Sofia Vergara was likely told throughout filming to “just do exactly what you do on Modern Family.” Thus, she plays a spicy-Latina with tons of jokes about her bodacious figure and age, with everyone assuming she's in her late forties/early fifties even though she looks about – I dunno – thirty five tops? For her part, Witherspoon's height is mocked, and for some reason a recurring joke is thrown in where people tell her she has a mustache even though she hasn't got the lightest bit of fuzz on her upper lip. It's just stupid.
The movie tries to eke laughs out of well-worn cliches involving a hick-farmer who loves guns (Jim Gaffigan – who I hope got paid well) and is easy to fool, and a tacked-on romantic subplot for Witherspoon where she falls in love with a gentlemanly parolee (Robert Kazinsky) with a six-pack and a bizarre propensity for violence, which is, of course, hi-la-ri-ous!. By far the worst bit is when Witherspoon and Vergara manage to outsmart the crooked cops by explaining to them the concept of menstruation, which apparently these bozos have never heard of.
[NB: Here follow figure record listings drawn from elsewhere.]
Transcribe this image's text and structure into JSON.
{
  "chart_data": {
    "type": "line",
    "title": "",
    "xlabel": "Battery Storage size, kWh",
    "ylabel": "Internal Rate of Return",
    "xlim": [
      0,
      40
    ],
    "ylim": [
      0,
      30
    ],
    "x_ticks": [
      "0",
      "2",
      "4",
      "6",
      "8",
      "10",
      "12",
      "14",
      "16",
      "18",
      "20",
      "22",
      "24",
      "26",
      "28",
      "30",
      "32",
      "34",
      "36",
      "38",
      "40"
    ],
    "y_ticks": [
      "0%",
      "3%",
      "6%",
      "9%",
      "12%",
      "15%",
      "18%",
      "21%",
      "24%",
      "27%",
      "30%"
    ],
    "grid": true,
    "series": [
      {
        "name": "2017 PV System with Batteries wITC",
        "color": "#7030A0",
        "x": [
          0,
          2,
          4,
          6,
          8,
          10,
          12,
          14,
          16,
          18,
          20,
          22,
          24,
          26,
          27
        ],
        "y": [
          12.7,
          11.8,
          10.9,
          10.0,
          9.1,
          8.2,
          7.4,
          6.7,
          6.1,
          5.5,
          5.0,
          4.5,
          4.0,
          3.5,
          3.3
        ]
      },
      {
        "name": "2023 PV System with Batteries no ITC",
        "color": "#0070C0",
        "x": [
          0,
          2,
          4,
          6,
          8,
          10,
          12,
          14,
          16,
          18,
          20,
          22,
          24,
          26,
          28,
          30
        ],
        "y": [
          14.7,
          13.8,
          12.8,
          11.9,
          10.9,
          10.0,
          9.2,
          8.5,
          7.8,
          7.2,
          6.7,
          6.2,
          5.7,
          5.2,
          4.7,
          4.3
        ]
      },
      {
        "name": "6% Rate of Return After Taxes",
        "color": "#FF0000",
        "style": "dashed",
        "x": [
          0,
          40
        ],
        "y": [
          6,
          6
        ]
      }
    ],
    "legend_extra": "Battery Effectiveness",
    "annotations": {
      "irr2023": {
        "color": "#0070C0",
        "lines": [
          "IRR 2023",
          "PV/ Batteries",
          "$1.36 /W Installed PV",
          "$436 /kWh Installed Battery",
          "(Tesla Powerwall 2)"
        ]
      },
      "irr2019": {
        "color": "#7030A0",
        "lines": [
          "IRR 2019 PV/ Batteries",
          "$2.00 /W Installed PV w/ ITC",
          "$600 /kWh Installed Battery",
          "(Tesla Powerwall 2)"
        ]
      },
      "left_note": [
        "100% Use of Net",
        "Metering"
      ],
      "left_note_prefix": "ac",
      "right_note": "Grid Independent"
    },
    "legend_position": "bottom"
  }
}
This is “How Did This Get Made” level material.
It all concludes with a sequence where Witherspoon dresses up as Justin Bieber (which of course fools everyone) to sneak into the bad guys party, yada yada yada. By this point you'll be beyond caring, although a last second joke which suggests a corrupt act by Witherspoon that could have been lifted out of THE SEVEN-FIVE is remarkably stupid – just like the rest of the movie.
In the end, Witherspoon and Vergara will probably emerge from this unscathed. It's bad, but it's more generic bad than “holy shit am I really watching this???” bad. I honestly can't imagine any audience really going for it as even the usual easy-to-please promo crowd at the free screening seemed relatively subdued. My groans whenever someone did or said something dumb was about as vocal as it got.